Bahkan pada saat 21 perempuan miskin tewas mengenaskan setelah bersesak-sesak berebutan uang zakat, elit politik bergeming. Tetap saja moral dan ketelanjangan perempuan dianggap jauh lebih penting untuk diutak-atik, ketimbang kemiskinan massal yang dialami oleh perempuan dan masyarakat pada umumnya. Kemiskinan akut telah mengantarkan kaum perempuan masuk pada tragedi kemanusiaan. Tragedi yang selalu meminta korban dari ibu-ibu dan anak-anak. 
Gonjang-ganjing perekonomian dunia yang selalu dengan mudah mempengaruhi bahkan merubuhkan ekonomi Indonesia, merupakan realita ekonomi politik yang berada di depan mata. Pasar finansial yang berantakan, mata uang rupiah yang tidak stabil, yang terganggu akibat politik ekonomi regional/dunia. Termasuk pemilu presiden di Amerika Serikat yang akan digelar pada bulan November mendatang ini, suka atau tidak suka, akan berdampak langsung terhadap denyut jantung perekonomian Indonesia. Pertanyaannya, saat perekonomian kita semakin rapuh, dan akan berimbas langsung kepada rakyat, mengapa justru Pansus Pornografi dan pemerintah bersikukuh melanjutkan pembahasan substansi yang tidak penting, yang mengada-ada, dan mereduksi fitrah manusia .......? 
Elit politik, seharusnya tanggap dan peduli dengan tragedi kematian ibu-ibu miskin yang seringkali terjadi. Mati terinjak, juga mati bunuh diri bersama anak, menjadi peristiwa yang ’jangan-jangan’ sudah dianggap biasa saja, sesuatu yang given. Padahal kita tak dapat membohongi fakta sosial. Kematian terjadi, karena mereka dimiskinkan dan dihinakan, justru oleh negara! Lalu di mana Pemda dan wakil rakyat Pasuruan berada, ketika kaum perempuannya berdesak-desak, bertaruh nyawa dan harga diri demi uang 30 ribu rupiah ...? Apakah Pemerintah SBY-Kalla tidak terusik dengan kejadian ini..?

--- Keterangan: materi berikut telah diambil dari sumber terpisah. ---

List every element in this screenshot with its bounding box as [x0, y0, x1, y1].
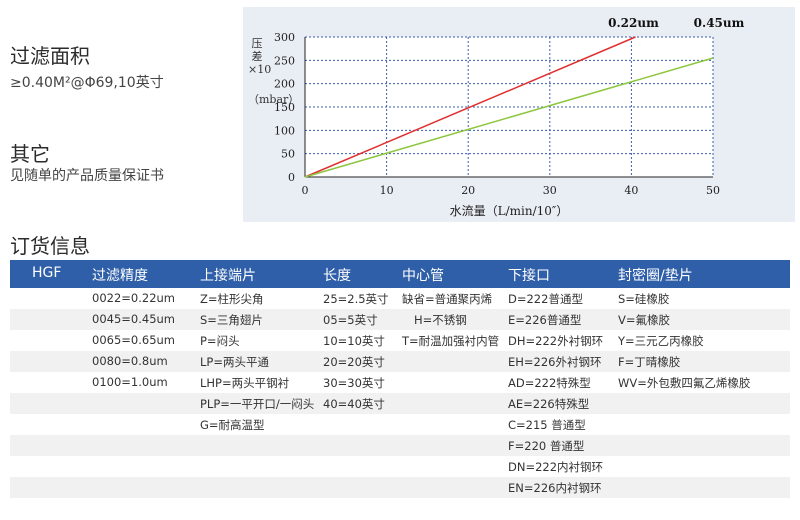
- table-header-cell: 长度: [323, 268, 351, 284]
- x-tick-label: 20: [461, 184, 475, 197]
- table-cell: AD=222特殊型: [508, 376, 591, 390]
- order-info-heading: 订货信息: [10, 234, 90, 258]
- table-cell: 10=10英寸: [323, 334, 385, 348]
- table-header-row: HGF 过滤精度 上接端片 长度 中心管 下接口 封密圈/垫片: [10, 260, 790, 288]
- table-cell: P=闷头: [200, 334, 240, 348]
- table-cell: DN=222内衬钢环: [508, 460, 604, 474]
- table-cell: 40=40英寸: [323, 397, 385, 411]
- y-tick-label: 200: [274, 78, 295, 91]
- series-label-0.45um: 0.45um: [694, 16, 745, 30]
- table-cell: V=氟橡胶: [618, 313, 671, 327]
- table-cell: LHP=两头平钢衬: [200, 376, 290, 390]
- x-tick-label: 30: [543, 184, 557, 197]
- table-cell: E=226普通型: [508, 313, 582, 327]
- table-cell: LP=两头平通: [200, 355, 269, 369]
- filter-area-heading: 过滤面积: [10, 44, 90, 68]
- table-cell: T=耐温加强衬内管: [402, 334, 500, 348]
- table-cell: 0045=0.45um: [92, 312, 175, 326]
- table-cell: C=215 普通型: [508, 418, 586, 432]
- y-tick-label: 0: [288, 171, 295, 184]
- table-header-cell: 中心管: [402, 268, 444, 284]
- table-cell: PLP=一平开口/一闷头: [200, 397, 315, 411]
- y-tick-label: 100: [274, 124, 295, 137]
- table-cell: 25=2.5英寸: [323, 292, 389, 306]
- table-cell: 05=5英寸: [323, 313, 378, 327]
- table-cell: WV=外包敷四氟乙烯橡胶: [618, 376, 751, 390]
- table-cell: Z=柱形尖角: [200, 292, 264, 306]
- table-cell: 0065=0.65um: [92, 333, 175, 347]
- table-row: F=220 普通型: [10, 435, 790, 456]
- table-cell: 0080=0.8um: [92, 354, 168, 368]
- table-cell: G=耐高温型: [200, 418, 265, 432]
- table-row: 0045=0.45um S=三角翅片 05=5英寸 H=不锈钢 E=226普通型 V=氟橡…: [10, 309, 790, 330]
- y-tick-label: 250: [274, 54, 295, 67]
- y-tick-label: 50: [281, 148, 295, 161]
- y-axis-label-top: 压差×10: [248, 37, 272, 76]
- table-cell: Y=三元乙丙橡胶: [618, 334, 704, 348]
- table-cell: 20=20英寸: [323, 355, 385, 369]
- table-row: PLP=一平开口/一闷头 40=40英寸 AE=226特殊型: [10, 393, 790, 414]
- table-body: 0022=0.22um Z=柱形尖角 25=2.5英寸 缺省=普通聚丙烯 D=222普通…: [10, 288, 790, 498]
- table-cell: 0022=0.22um: [92, 291, 175, 305]
- x-tick-label: 50: [706, 184, 720, 197]
- filter-area-value: ≥0.40M²@Φ69,10英寸: [10, 75, 164, 91]
- series-label-0.22um: 0.22um: [608, 16, 659, 30]
- table-row: 0080=0.8um LP=两头平通 20=20英寸 EH=226外衬钢环 F=丁晴橡胶: [10, 351, 790, 372]
- table-cell: EH=226外衬钢环: [508, 355, 602, 369]
- pressure-flow-chart: 压差×10 （mbar） 0 50 100 150 200 250 300 0 10 20 30 40…: [243, 7, 795, 222]
- x-tick-label: 40: [624, 184, 638, 197]
- x-tick-label: 0: [302, 184, 309, 197]
- x-tick-label: 10: [380, 184, 394, 197]
- table-cell: H=不锈钢: [414, 313, 467, 327]
- table-row: 0065=0.65um P=闷头 10=10英寸 T=耐温加强衬内管 DH=222外衬钢…: [10, 330, 790, 351]
- table-cell: 0100=1.0um: [92, 375, 168, 389]
- table-row: G=耐高温型 C=215 普通型: [10, 414, 790, 435]
- table-cell: F=丁晴橡胶: [618, 355, 681, 369]
- table-row: DN=222内衬钢环: [10, 456, 790, 477]
- table-cell: S=三角翅片: [200, 313, 263, 327]
- table-cell: F=220 普通型: [508, 439, 585, 453]
- table-header-cell: 封密圈/垫片: [618, 268, 693, 284]
- table-cell: D=222普通型: [508, 292, 583, 306]
- table-cell: S=硅橡胶: [618, 292, 670, 306]
- table-cell: AE=226特殊型: [508, 397, 590, 411]
- table-header-cell: 下接口: [508, 268, 550, 284]
- table-row: EN=226内衬钢环: [10, 477, 790, 498]
- other-value: 见随单的产品质量保证书: [10, 168, 164, 184]
- table-cell: 缺省=普通聚丙烯: [402, 292, 493, 306]
- order-info-table: HGF 过滤精度 上接端片 长度 中心管 下接口 封密圈/垫片 0022=0.22um Z=柱…: [10, 260, 790, 498]
- y-tick-label: 150: [274, 101, 295, 114]
- table-cell: DH=222外衬钢环: [508, 334, 604, 348]
- y-tick-label: 300: [274, 31, 295, 44]
- series-line-0.22um: [304, 36, 636, 178]
- table-row: 0022=0.22um Z=柱形尖角 25=2.5英寸 缺省=普通聚丙烯 D=222普通…: [10, 288, 790, 309]
- other-heading: 其它: [10, 142, 50, 166]
- table-row: 0100=1.0um LHP=两头平钢衬 30=30英寸 AD=222特殊型 WV=外包…: [10, 372, 790, 393]
- table-header-cell: 上接端片: [200, 268, 256, 284]
- x-axis-label: 水流量（L/min/10″）: [450, 204, 569, 218]
- series-line-0.45um: [304, 57, 714, 178]
- table-cell: EN=226内衬钢环: [508, 481, 602, 495]
- table-header-cell: 过滤精度: [92, 268, 148, 284]
- table-header-cell: HGF: [32, 265, 62, 281]
- chart-plot: 0 50 100 150 200 250 300 0 10 20 30 40 50 0.22um 0.45u…: [274, 16, 745, 218]
- table-cell: 30=30英寸: [323, 376, 385, 390]
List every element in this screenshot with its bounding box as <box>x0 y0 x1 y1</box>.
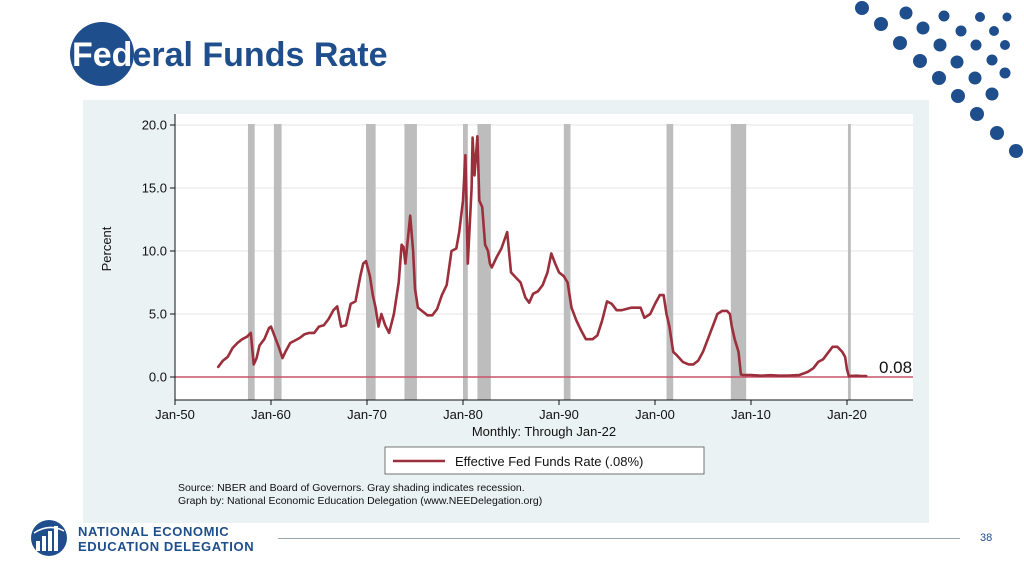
logo-line-1: NATIONAL ECONOMIC <box>78 524 230 539</box>
y-tick-label: 10.0 <box>142 244 167 259</box>
y-tick-label: 20.0 <box>142 118 167 133</box>
x-tick-label: Jan-10 <box>731 407 771 422</box>
slide-title-part-rest: eral Funds Rate <box>132 36 388 74</box>
slide-title-part-on-circle: Fed <box>72 36 133 74</box>
y-tick-label: 0.0 <box>149 370 167 385</box>
recession-band <box>563 124 571 400</box>
page-number: 38 <box>980 532 993 544</box>
logo-line-2: EDUCATION DELEGATION <box>78 539 255 554</box>
recession-band <box>247 124 255 400</box>
x-tick-label: Jan-60 <box>251 407 291 422</box>
recession-band <box>404 124 417 400</box>
recession-band <box>366 124 376 400</box>
x-tick-label: Jan-90 <box>539 407 579 422</box>
x-tick-label: Jan-50 <box>155 407 195 422</box>
slide-title: Federal Funds Rate <box>72 35 388 75</box>
recession-band <box>477 124 491 400</box>
end-value-label: 0.08 <box>879 358 912 377</box>
recession-band <box>666 124 674 400</box>
chart-source-note: Source: NBER and Board of Governors. Gra… <box>178 482 525 494</box>
recession-band <box>847 124 851 400</box>
fed-funds-chart: Jan-50 Jan-60 Jan-70 Jan-80 Jan-90 Jan-00 Jan-… <box>99 114 913 507</box>
x-axis-label: Monthly: Through Jan-22 <box>472 424 616 439</box>
x-tick-label: Jan-00 <box>635 407 675 422</box>
legend-label: Effective Fed Funds Rate (.08%) <box>455 454 643 469</box>
series-line <box>216 135 868 378</box>
y-axis-label: Percent <box>99 226 114 271</box>
title-circle-accent <box>70 22 134 86</box>
recession-band <box>730 124 747 400</box>
x-tick-label: Jan-80 <box>443 407 483 422</box>
x-tick-label: Jan-70 <box>347 407 387 422</box>
decorative-dot-pattern <box>855 1 1023 158</box>
y-tick-label: 15.0 <box>142 181 167 196</box>
chart-credit-note: Graph by: National Economic Education De… <box>178 495 542 507</box>
chart-panel: Jan-50 Jan-60 Jan-70 Jan-80 Jan-90 Jan-00 Jan-… <box>83 100 929 523</box>
recession-band <box>273 124 282 400</box>
globe-logo-icon <box>31 520 67 556</box>
x-tick-label: Jan-20 <box>827 407 867 422</box>
logo-wordmark: NATIONAL ECONOMIC EDUCATION DELEGATION <box>78 524 254 554</box>
y-tick-label: 5.0 <box>149 307 167 322</box>
footer-divider <box>278 538 960 539</box>
plot-area <box>175 114 913 400</box>
need-logo: NATIONAL ECONOMIC EDUCATION DELEGATION <box>30 519 270 559</box>
recession-band <box>463 124 468 400</box>
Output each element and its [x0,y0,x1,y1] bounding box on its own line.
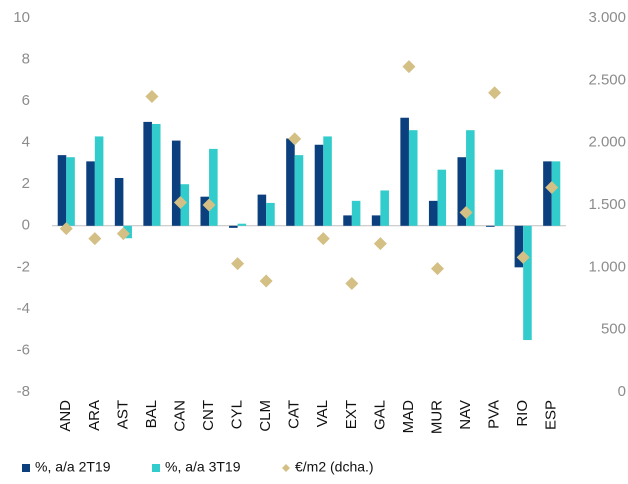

Peristiwa Pasuruan, selayaknya menjadi pegangan bersama, pemerintah, wakil rakyat, dan civil society bahwa kemanusiaan kita dan nasib bangsa berada di ujung tanduk. Adalah tugas para pejabat negara, ulama, pendeta, bhiksu, dan tokoh masyarakat untuk melindungi dan memakmurkan kehidupan kaum perempuan? Begitupun dengan para wakil rakyat yang telah memberikan mandat kepada Presiden SBY untuk menaikkan BBM sebanyak 3 kali, saatnya memulihkan hati nurani dan komitmen kepada kaum perempuan.  
Bangsa Indonesia adalah bangsa beragama, berbudaya, bermartabat dan beradab, kemerdekaan yang kita peroleh bukan berdasarkan hadiah. Kesepakatan Indonesia Timur bergabung dengan daerah-daerah lain menjadi Indonesia sekarang ini adalah kesepakatan yang tidak bisa dianulir dan direduksi, karena dibungkus oleh Pembukaan UUD 45 yang di dalamnya mengalir Pancasila sebagai fundamen berbangsa dan bernegara. Keragaman kultur, nilai, dan cara pandang hidup sebagai personal dan anggota masyarakat telah diakui secara historis dan ideologis. Dengan demikian, proses lanjutan dari bangsa ini tidak pantas disela dan dihadang dengan peraturan yang bertolakbelakang dari spirit kebhinekaan Indonesia. Pertanyaannya adalah moral bangsa atau penegakkan hukumlah yang harus dibenahi ? Dalih menjaga moral, tidak dengan menjadikan cara pandang/nilai, adat istiadat, dan tubuh perempuan sebagai ancaman. Bukankah kita sudah mempunyai UU Perlindungan Anak, KDRT, dan KUHP?